In order to get to Pierre Loti Cafe from Eyup Mosque you will pass trough the Eyup Sultan Cemetery. You will see gravestones dating from the Ottoman period can along the road leading up to the top. The cafe is situated at the top of the hill.
You will walk up hill for some time but the view to the Golden Horn and the Istanbul skyline is fully worth the efforts. Actually this is one of the strongest advantages of the Pierre Loti Cafe - the splendid view t the Bosphorus.
The cafe is named after a famous French novelist and naval officer Pierre Loti. Although it is not known for certain, it is assumed that this was the cafe that Pierre Loti visited during his stay in Eyup in 1876.

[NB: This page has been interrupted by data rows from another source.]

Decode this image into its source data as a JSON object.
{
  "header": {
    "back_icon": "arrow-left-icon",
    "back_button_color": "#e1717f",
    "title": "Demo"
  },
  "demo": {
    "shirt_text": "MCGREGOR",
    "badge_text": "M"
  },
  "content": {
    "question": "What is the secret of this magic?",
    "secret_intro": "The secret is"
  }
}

The cafe itself is very cosy and it is furnished in 19th century style. I guess as an attempt to preserve the authentic atmosphere of these times the waiters still serve in costumes of that period.
Favorite Dish: What I had there is only tea, so I can not give ant specific recommendations what should you order. :)))
After visiting Eyüp I walked up to Pierre Loti Cafe, not the nearest and easiest way which I found when I walked down. High on a hill, above a cemetery is Pierre Loti Cafe. It has great views over Istanbul, but unfortunatly it was not a very clear day I was there. You can come here just for a tea and narghile or to eat. I had lamb, sallad, bread and something to drink. With tip I paid 21 000 000 TL.
From Eminönü busstation you will find several buses to Eyüp.
Everyone (or almost everyone) know about this cafe on the hill in Eyup with a magnificant view.
Once this old Turkish coffee house was regulary frequented by the French writer Pierre Loti. Thats where the name come from.
And he choose the nice place if you ask me, but don't take my word for it. Go check it for yourself! :)
Favorite Dish: In a nice ambience everything taste good! :)
Oh, by the way...
Don't be surprised to find out that it's surrounded by graves, or we can say its in the cemetery... So you have a chance to see a Turkish cemetery too! :) The grave of Turkish impressionist Avni Lifij is also here.
While not exactly on the beaten path, this coffeehouse shows evidence by the number of outside tables that many do make their way here. On the day that I visited, rain kept all but us diehards away. The coffee and tea are fine plus the house was a good way to escape from the rain outside. The view out over the Golden Horn is spectacular and it was from here that the French novelist and naval officer Pierre Loti looked out to gain his inspiration for his semi-autobiographical “Aziyade”.
Favorite Dish: The Turkish coffee - medium - is fine.